The Founding Trustee
In September 1964, when the Kasturba Health Society was registered in Nagpur to take formal charge of what would become MGIMS, Dhotre was among its seven founding trustees. He joined Dr. Sushila Nayar, Manimala Chaudhary, Dr. Anant Ranade, Shriman Narayan of the Planning Commission, Laxmidas Shrikant of the Gandhi Smarak Nidhi, and Nalinibhai Mehta — a group bound not by institutional affiliation but by a shared formation in Gandhian values and decades of acquaintance with each other’s character.
Dhotre represented something specific in that group: continuity. He had been in Wardha since 1921. He had known Jamnalal Bajaj personally. He had worked with Vinoba Bhave at the beginning of the Param Dham Ashram. He carried the institutional memory of the ashram world in a way that the others, many of whom had come to Sevagram later, could not. His presence on the founding board was a form of testimony — that this new medical institution was not a departure from the Gandhian tradition but its continuation.

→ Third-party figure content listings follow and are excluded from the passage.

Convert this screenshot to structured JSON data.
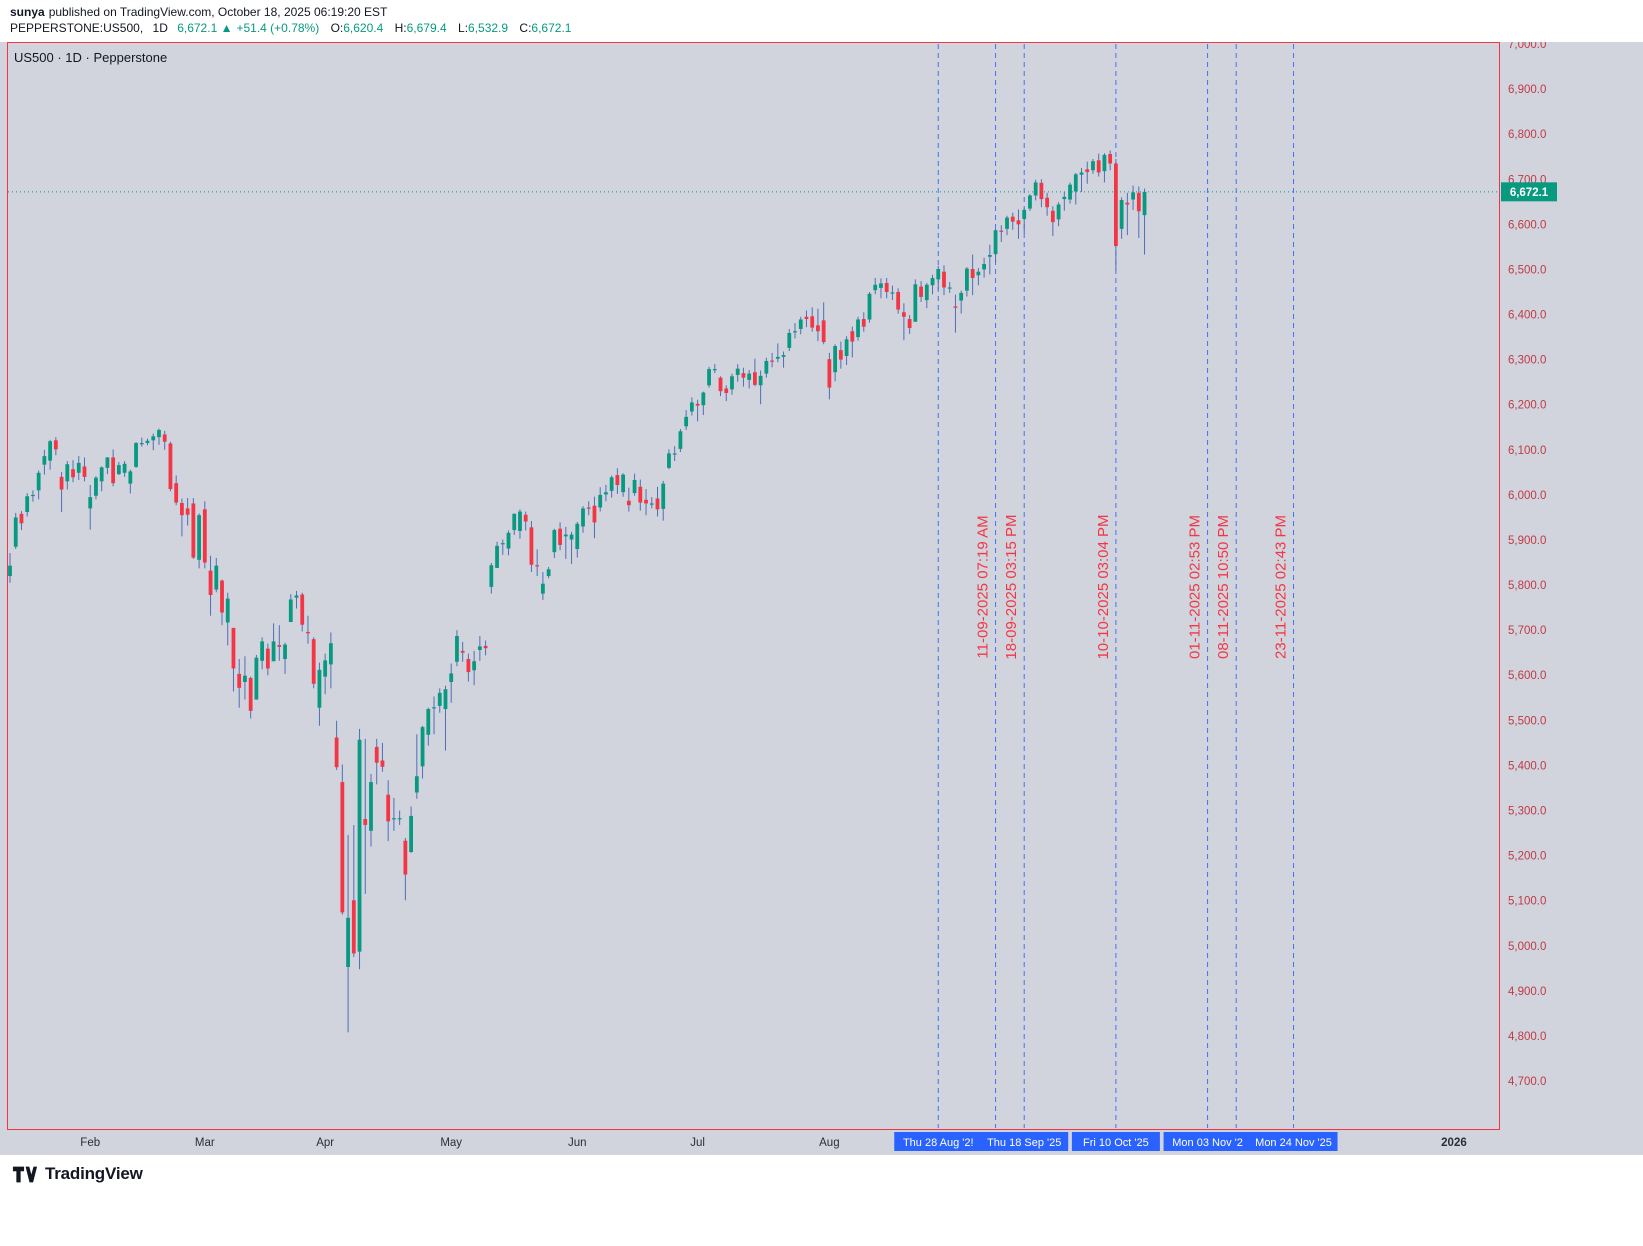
{
  "header": {
    "author": "sunya",
    "published_text": "published on TradingView.com, October 18, 2025 06:19:20 EST",
    "symbol": "PEPPERSTONE:US500,",
    "interval": "1D",
    "price": "6,672.1",
    "arrow": "▲",
    "change": "+51.4 (+0.78%)",
    "ohlc": {
      "o_label": "O:",
      "o": "6,620.4",
      "h_label": "H:",
      "h": "6,679.4",
      "l_label": "L:",
      "l": "6,532.9",
      "c_label": "C:",
      "c": "6,672.1"
    }
  },
  "legend": "US500 · 1D · Pepperstone",
  "footer": {
    "brand": "TradingView"
  },
  "chart_data": {
    "type": "candlestick",
    "symbol": "US500",
    "interval": "1D",
    "provider": "Pepperstone",
    "start_date": "2025-01-14",
    "note": "One OHLC candle per weekday beginning at start_date; values estimated from chart",
    "last_price": 6672.1,
    "y_axis": {
      "min_label": 4700,
      "max_label": 7000,
      "step": 100,
      "ylim": [
        4592,
        7004
      ]
    },
    "x_axis": {
      "months": [
        {
          "label": "Feb",
          "date": "2025-02-03"
        },
        {
          "label": "Mar",
          "date": "2025-03-03"
        },
        {
          "label": "Apr",
          "date": "2025-04-01"
        },
        {
          "label": "May",
          "date": "2025-05-01"
        },
        {
          "label": "Jun",
          "date": "2025-06-02"
        },
        {
          "label": "Jul",
          "date": "2025-07-01"
        },
        {
          "label": "Aug",
          "date": "2025-08-01"
        }
      ],
      "year_label": {
        "label": "2026",
        "date": "2026-01-01"
      },
      "highlighted": [
        {
          "label": "Thu 28 Aug '2!",
          "date": "2025-08-28"
        },
        {
          "label": "Thu 18 Sep '25",
          "date": "2025-09-18"
        },
        {
          "label": "Fri 10 Oct '25",
          "date": "2025-10-10"
        },
        {
          "label": "Mon 03 Nov '2",
          "date": "2025-11-03"
        },
        {
          "label": "Mon 24 Nov '25",
          "date": "2025-11-24"
        }
      ]
    },
    "event_lines": [
      {
        "date": "2025-08-28",
        "label": ""
      },
      {
        "date": "2025-09-11",
        "label": "11-09-2025 07:19 AM"
      },
      {
        "date": "2025-09-18",
        "label": "18-09-2025 03:15 PM"
      },
      {
        "date": "2025-10-10",
        "label": "10-10-2025 03:04 PM"
      },
      {
        "date": "2025-11-01",
        "label": "01-11-2025 02:53 PM"
      },
      {
        "date": "2025-11-08",
        "label": "08-11-2025 10:50 PM"
      },
      {
        "date": "2025-11-23",
        "label": "23-11-2025 02:43 PM"
      }
    ],
    "colors": {
      "bg": "#d1d4dc",
      "frame": "#f23645",
      "up": "#089981",
      "down": "#f23645",
      "wick": "#4f6db8",
      "event_line": "#2962ff",
      "event_label": "#f23645",
      "axis_text": "#bf3a45",
      "time_text": "#2a2e39",
      "price_line": "#089981",
      "badge_bg": "#089981",
      "badge_text": "#ffffff",
      "highlight_bg": "#2962ff",
      "highlight_text": "#ffffff"
    },
    "candles": [
      [
        5820,
        5871,
        5805,
        5843
      ],
      [
        5885,
        5960,
        5880,
        5950
      ],
      [
        5958,
        5964,
        5922,
        5937
      ],
      [
        5962,
        6004,
        5952,
        5997
      ],
      [
        5998,
        6010,
        5985,
        6000
      ],
      [
        6010,
        6054,
        5990,
        6049
      ],
      [
        6067,
        6100,
        6045,
        6086
      ],
      [
        6076,
        6122,
        6056,
        6119
      ],
      [
        6121,
        6128,
        6088,
        6101
      ],
      [
        6040,
        6051,
        5962,
        6012
      ],
      [
        6030,
        6075,
        6012,
        6068
      ],
      [
        6057,
        6077,
        6028,
        6039
      ],
      [
        6049,
        6086,
        6033,
        6071
      ],
      [
        6063,
        6083,
        6030,
        6040
      ],
      [
        5970,
        6022,
        5923,
        5995
      ],
      [
        5998,
        6042,
        5990,
        6038
      ],
      [
        6030,
        6063,
        6008,
        6061
      ],
      [
        6060,
        6084,
        6046,
        6083
      ],
      [
        6083,
        6101,
        6019,
        6026
      ],
      [
        6046,
        6073,
        6044,
        6066
      ],
      [
        6049,
        6075,
        6040,
        6069
      ],
      [
        6025,
        6056,
        6003,
        6052
      ],
      [
        6062,
        6117,
        6060,
        6115
      ],
      [
        6115,
        6127,
        6107,
        6115
      ],
      [
        6115,
        6125,
        6110,
        6120
      ],
      [
        6121,
        6136,
        6099,
        6130
      ],
      [
        6128,
        6147,
        6111,
        6144
      ],
      [
        6134,
        6142,
        6100,
        6118
      ],
      [
        6114,
        6118,
        6008,
        6013
      ],
      [
        6026,
        6043,
        5977,
        5983
      ],
      [
        5982,
        5992,
        5908,
        5955
      ],
      [
        5970,
        5993,
        5932,
        5956
      ],
      [
        5981,
        5993,
        5858,
        5861
      ],
      [
        5856,
        5959,
        5837,
        5955
      ],
      [
        5968,
        5986,
        5837,
        5850
      ],
      [
        5832,
        5865,
        5732,
        5778
      ],
      [
        5790,
        5860,
        5784,
        5843
      ],
      [
        5810,
        5812,
        5711,
        5739
      ],
      [
        5717,
        5783,
        5666,
        5770
      ],
      [
        5705,
        5705,
        5564,
        5615
      ],
      [
        5603,
        5636,
        5528,
        5572
      ],
      [
        5585,
        5642,
        5546,
        5599
      ],
      [
        5594,
        5597,
        5504,
        5521
      ],
      [
        5546,
        5645,
        5546,
        5639
      ],
      [
        5632,
        5684,
        5613,
        5675
      ],
      [
        5659,
        5670,
        5600,
        5615
      ],
      [
        5631,
        5715,
        5631,
        5675
      ],
      [
        5667,
        5711,
        5632,
        5663
      ],
      [
        5636,
        5672,
        5603,
        5668
      ],
      [
        5718,
        5780,
        5718,
        5768
      ],
      [
        5772,
        5787,
        5748,
        5777
      ],
      [
        5779,
        5783,
        5697,
        5712
      ],
      [
        5696,
        5732,
        5670,
        5693
      ],
      [
        5680,
        5684,
        5571,
        5581
      ],
      [
        5528,
        5628,
        5488,
        5612
      ],
      [
        5597,
        5648,
        5558,
        5633
      ],
      [
        5624,
        5695,
        5571,
        5671
      ],
      [
        5462,
        5499,
        5390,
        5396
      ],
      [
        5363,
        5402,
        5069,
        5074
      ],
      [
        4953,
        5246,
        4808,
        5062
      ],
      [
        5101,
        5268,
        4975,
        4983
      ],
      [
        4987,
        5481,
        4948,
        5457
      ],
      [
        5281,
        5459,
        5115,
        5268
      ],
      [
        5255,
        5381,
        5220,
        5363
      ],
      [
        5441,
        5459,
        5358,
        5406
      ],
      [
        5411,
        5450,
        5386,
        5397
      ],
      [
        5335,
        5367,
        5232,
        5276
      ],
      [
        5282,
        5328,
        5255,
        5283
      ],
      [
        5283,
        5300,
        5268,
        5283
      ],
      [
        5233,
        5239,
        5101,
        5158
      ],
      [
        5208,
        5309,
        5206,
        5288
      ],
      [
        5340,
        5469,
        5326,
        5376
      ],
      [
        5398,
        5488,
        5371,
        5485
      ],
      [
        5468,
        5528,
        5444,
        5525
      ],
      [
        5529,
        5553,
        5469,
        5529
      ],
      [
        5532,
        5571,
        5517,
        5561
      ],
      [
        5525,
        5577,
        5433,
        5569
      ],
      [
        5585,
        5626,
        5539,
        5604
      ],
      [
        5630,
        5700,
        5620,
        5687
      ],
      [
        5654,
        5674,
        5630,
        5650
      ],
      [
        5636,
        5648,
        5586,
        5607
      ],
      [
        5611,
        5654,
        5578,
        5631
      ],
      [
        5656,
        5687,
        5632,
        5664
      ],
      [
        5665,
        5677,
        5644,
        5660
      ],
      [
        5796,
        5849,
        5781,
        5844
      ],
      [
        5838,
        5896,
        5838,
        5887
      ],
      [
        5891,
        5901,
        5867,
        5893
      ],
      [
        5881,
        5921,
        5866,
        5916
      ],
      [
        5922,
        5959,
        5911,
        5958
      ],
      [
        5920,
        5968,
        5903,
        5963
      ],
      [
        5956,
        5963,
        5921,
        5941
      ],
      [
        5928,
        5942,
        5829,
        5845
      ],
      [
        5844,
        5879,
        5820,
        5842
      ],
      [
        5781,
        5829,
        5767,
        5803
      ],
      [
        5820,
        5840,
        5815,
        5835
      ],
      [
        5873,
        5925,
        5860,
        5922
      ],
      [
        5925,
        5939,
        5877,
        5889
      ],
      [
        5908,
        5929,
        5858,
        5912
      ],
      [
        5901,
        5918,
        5847,
        5912
      ],
      [
        5880,
        5940,
        5861,
        5936
      ],
      [
        5930,
        5975,
        5916,
        5970
      ],
      [
        5972,
        5986,
        5955,
        5971
      ],
      [
        5976,
        5996,
        5904,
        5939
      ],
      [
        5972,
        6017,
        5963,
        6000
      ],
      [
        6001,
        6022,
        5986,
        6006
      ],
      [
        6009,
        6043,
        5994,
        6039
      ],
      [
        6044,
        6059,
        6002,
        6022
      ],
      [
        6006,
        6048,
        5996,
        6045
      ],
      [
        5987,
        6016,
        5963,
        5977
      ],
      [
        6004,
        6047,
        5998,
        6033
      ],
      [
        6018,
        6034,
        5965,
        5983
      ],
      [
        5989,
        6013,
        5955,
        5981
      ],
      [
        5981,
        5995,
        5970,
        5981
      ],
      [
        5992,
        6018,
        5952,
        5968
      ],
      [
        5969,
        6031,
        5943,
        6025
      ],
      [
        6060,
        6101,
        6057,
        6092
      ],
      [
        6092,
        6108,
        6075,
        6092
      ],
      [
        6102,
        6146,
        6095,
        6141
      ],
      [
        6152,
        6188,
        6144,
        6173
      ],
      [
        6185,
        6216,
        6176,
        6205
      ],
      [
        6202,
        6211,
        6163,
        6198
      ],
      [
        6199,
        6229,
        6177,
        6227
      ],
      [
        6243,
        6284,
        6238,
        6279
      ],
      [
        6279,
        6290,
        6270,
        6279
      ],
      [
        6260,
        6263,
        6219,
        6230
      ],
      [
        6236,
        6243,
        6208,
        6226
      ],
      [
        6234,
        6269,
        6222,
        6263
      ],
      [
        6266,
        6290,
        6251,
        6280
      ],
      [
        6270,
        6282,
        6240,
        6260
      ],
      [
        6255,
        6277,
        6236,
        6269
      ],
      [
        6272,
        6302,
        6241,
        6244
      ],
      [
        6243,
        6276,
        6201,
        6264
      ],
      [
        6269,
        6304,
        6260,
        6297
      ],
      [
        6298,
        6315,
        6283,
        6297
      ],
      [
        6302,
        6336,
        6294,
        6306
      ],
      [
        6306,
        6318,
        6282,
        6310
      ],
      [
        6326,
        6368,
        6319,
        6359
      ],
      [
        6362,
        6381,
        6347,
        6363
      ],
      [
        6368,
        6395,
        6356,
        6389
      ],
      [
        6395,
        6409,
        6372,
        6390
      ],
      [
        6396,
        6416,
        6362,
        6371
      ],
      [
        6376,
        6413,
        6341,
        6363
      ],
      [
        6387,
        6427,
        6334,
        6339
      ],
      [
        6301,
        6315,
        6212,
        6238
      ],
      [
        6272,
        6334,
        6252,
        6330
      ],
      [
        6321,
        6340,
        6280,
        6300
      ],
      [
        6308,
        6352,
        6288,
        6345
      ],
      [
        6363,
        6373,
        6305,
        6340
      ],
      [
        6350,
        6395,
        6342,
        6389
      ],
      [
        6390,
        6405,
        6362,
        6373
      ],
      [
        6389,
        6450,
        6382,
        6446
      ],
      [
        6454,
        6481,
        6445,
        6466
      ],
      [
        6459,
        6480,
        6436,
        6469
      ],
      [
        6470,
        6481,
        6436,
        6450
      ],
      [
        6448,
        6464,
        6432,
        6449
      ],
      [
        6450,
        6458,
        6402,
        6411
      ],
      [
        6405,
        6425,
        6343,
        6395
      ],
      [
        6390,
        6399,
        6357,
        6370
      ],
      [
        6384,
        6478,
        6384,
        6467
      ],
      [
        6462,
        6474,
        6428,
        6439
      ],
      [
        6432,
        6470,
        6414,
        6466
      ],
      [
        6465,
        6488,
        6445,
        6481
      ],
      [
        6478,
        6508,
        6455,
        6501
      ],
      [
        6495,
        6509,
        6443,
        6460
      ],
      [
        6460,
        6472,
        6448,
        6460
      ],
      [
        6418,
        6444,
        6360,
        6415
      ],
      [
        6431,
        6453,
        6402,
        6448
      ],
      [
        6453,
        6505,
        6440,
        6502
      ],
      [
        6501,
        6533,
        6443,
        6481
      ],
      [
        6487,
        6503,
        6465,
        6495
      ],
      [
        6500,
        6526,
        6482,
        6512
      ],
      [
        6528,
        6555,
        6489,
        6532
      ],
      [
        6534,
        6590,
        6516,
        6587
      ],
      [
        6586,
        6598,
        6561,
        6584
      ],
      [
        6590,
        6619,
        6576,
        6615
      ],
      [
        6617,
        6626,
        6588,
        6606
      ],
      [
        6609,
        6633,
        6568,
        6600
      ],
      [
        6612,
        6637,
        6580,
        6632
      ],
      [
        6635,
        6667,
        6630,
        6664
      ],
      [
        6664,
        6699,
        6653,
        6693
      ],
      [
        6692,
        6700,
        6638,
        6656
      ],
      [
        6659,
        6670,
        6619,
        6638
      ],
      [
        6630,
        6640,
        6574,
        6605
      ],
      [
        6611,
        6649,
        6596,
        6644
      ],
      [
        6656,
        6672,
        6630,
        6661
      ],
      [
        6655,
        6693,
        6646,
        6688
      ],
      [
        6673,
        6714,
        6644,
        6711
      ],
      [
        6710,
        6725,
        6672,
        6715
      ],
      [
        6722,
        6739,
        6690,
        6716
      ],
      [
        6720,
        6745,
        6712,
        6740
      ],
      [
        6742,
        6757,
        6706,
        6715
      ],
      [
        6718,
        6758,
        6693,
        6754
      ],
      [
        6756,
        6764,
        6720,
        6735
      ],
      [
        6735,
        6745,
        6498,
        6552
      ],
      [
        6590,
        6660,
        6568,
        6654
      ],
      [
        6648,
        6670,
        6576,
        6644
      ],
      [
        6655,
        6686,
        6632,
        6671
      ],
      [
        6670,
        6684,
        6570,
        6629
      ],
      [
        6620.4,
        6679.4,
        6532.9,
        6672.1
      ]
    ]
  }
}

He died on May 16, 1967, three years after the Kasturba Health Society’s founding and two years before MGIMS admitted its first students. Heart and kidney failure. He had been hospitalised in Nagpur, barely conscious in his final days. He did not live to see what the institution became.
His daughter’s daughter did. Bhakti — granddaughter of Raghunath and Sharayutai Dhotre — was a member of the first batch of MGIMS in 1969. The Gandhian values had passed from generation to generation, from khadi to stethoscope, in exactly the way the founders had hoped they would.
The Memoir He Never Wrote
In his later years, friends urged Dhotre to write down his memories. He had the material. He had been present at enough significant moments, alongside enough significant people, to fill a substantial volume. His recollections were sharp, his observations — of great men and their contradictions, of meetings that shaped the nation’s course — reportedly candid and illuminating.
He never wrote it. The memoir was planned, discussed, and left undone. Whether from modesty, from the press of continuing work, or simply from the sense that his life had been lived rather than narrated, the record was never set down. What remains is fragmentary — the testimonies of those who knew him, the institutional traces of his work, the charkhas still turned by hand in Sevagram homes.
It is one of the quiet losses of that generation: the men and women who were present at the founding of things, who knew everything and wrote down nothing, trusting instead that the work itself would be sufficient testimony.
For Dhotre, it mostly was. The Kasturba Health Society endures. MGIMS endures. The school of thought that placed rural healthcare and rural education at the centre of post-independence nation-building endures, however battered. He was part of its planting.
He never sought the limelight. In that retreat, he became — as those who remember him say — the flame by which others found their way. Akka outlived him by thirty-two years, dying on January 29, 1999, still in Sevagram, still the warm centre of whatever company gathered around her. She was, in her way, as much a part of the institution’s founding as her husband — the hospitality that made idealism liveable, the household that gave the movement a human face.